Иоганн снова кивнул.
– Ну, – сказал Генрих, – считай, что мы с тобой понесли одинаковые потери.
– Мне кажется, Шарлотта – очень хорошая девушка, – повторил Вайс.
– Ну да, ты хочешь этим сказать, что потерял больше, чем я. Впрочем, возможно. Каролина слишком уж красива, и вряд ли у нее есть за душой что-либо, кроме ее красоты. Пожалуй, ты прав. И ты несчастней меня. Прими же мои соболезнования!..

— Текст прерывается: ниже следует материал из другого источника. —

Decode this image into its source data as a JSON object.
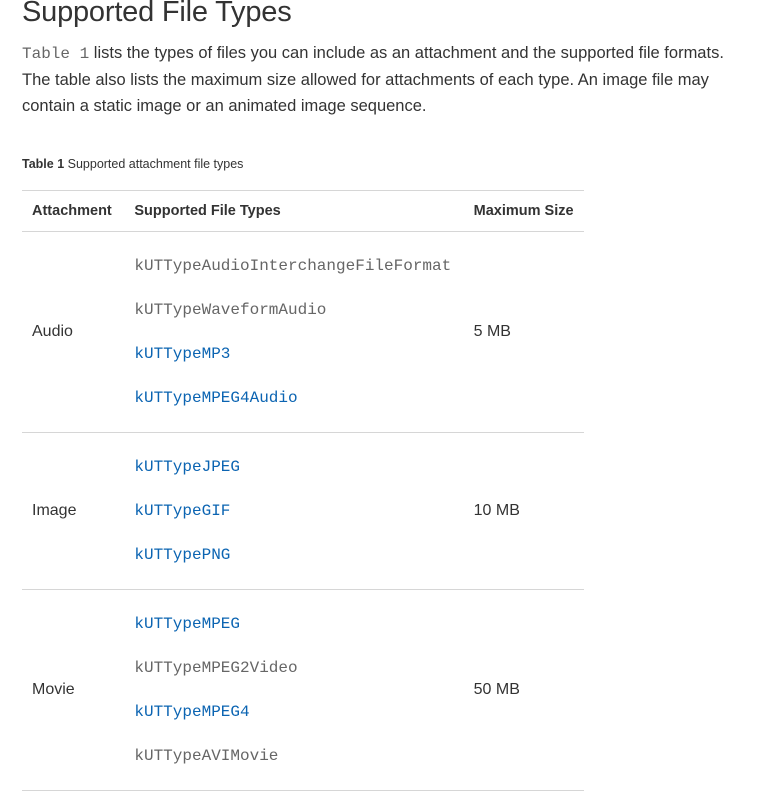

При отлучке из расположения каждый обязан был информировать Густава о том, где и с кем он провел время. Но письменного рапорта не требовалось. Информация носила видимость ленивой беседы равного с равным.
После первого же визита к Шварцкопфам Вайс с твердым достоинством решительно дал понять Густаву, что ни на какие сведения о них тот рассчитывать не может.
– Очевидно, Вилли Шварцкопф вызывает у вас большую симпатию? – иронически заметил Густав.
– Не в этом дело, – серьезно сказал Вайс. – Когда Вилли проявил интерес к моему образу жизни, я ответил ему так же, как сейчас ответил вам.
– Вы так осмотрительны!
– Да, – сказал Вайс. – Так. Я очень дорожу дружбой с Генрихом Шварцкопфом. Я ему многим обязан.
– Ну что ж, – протянул Густав, – вы правы: это действительно слабость. Но такой недостаток настолько не распространен среди тех, кто у нас служит, что я готов с ним примириться.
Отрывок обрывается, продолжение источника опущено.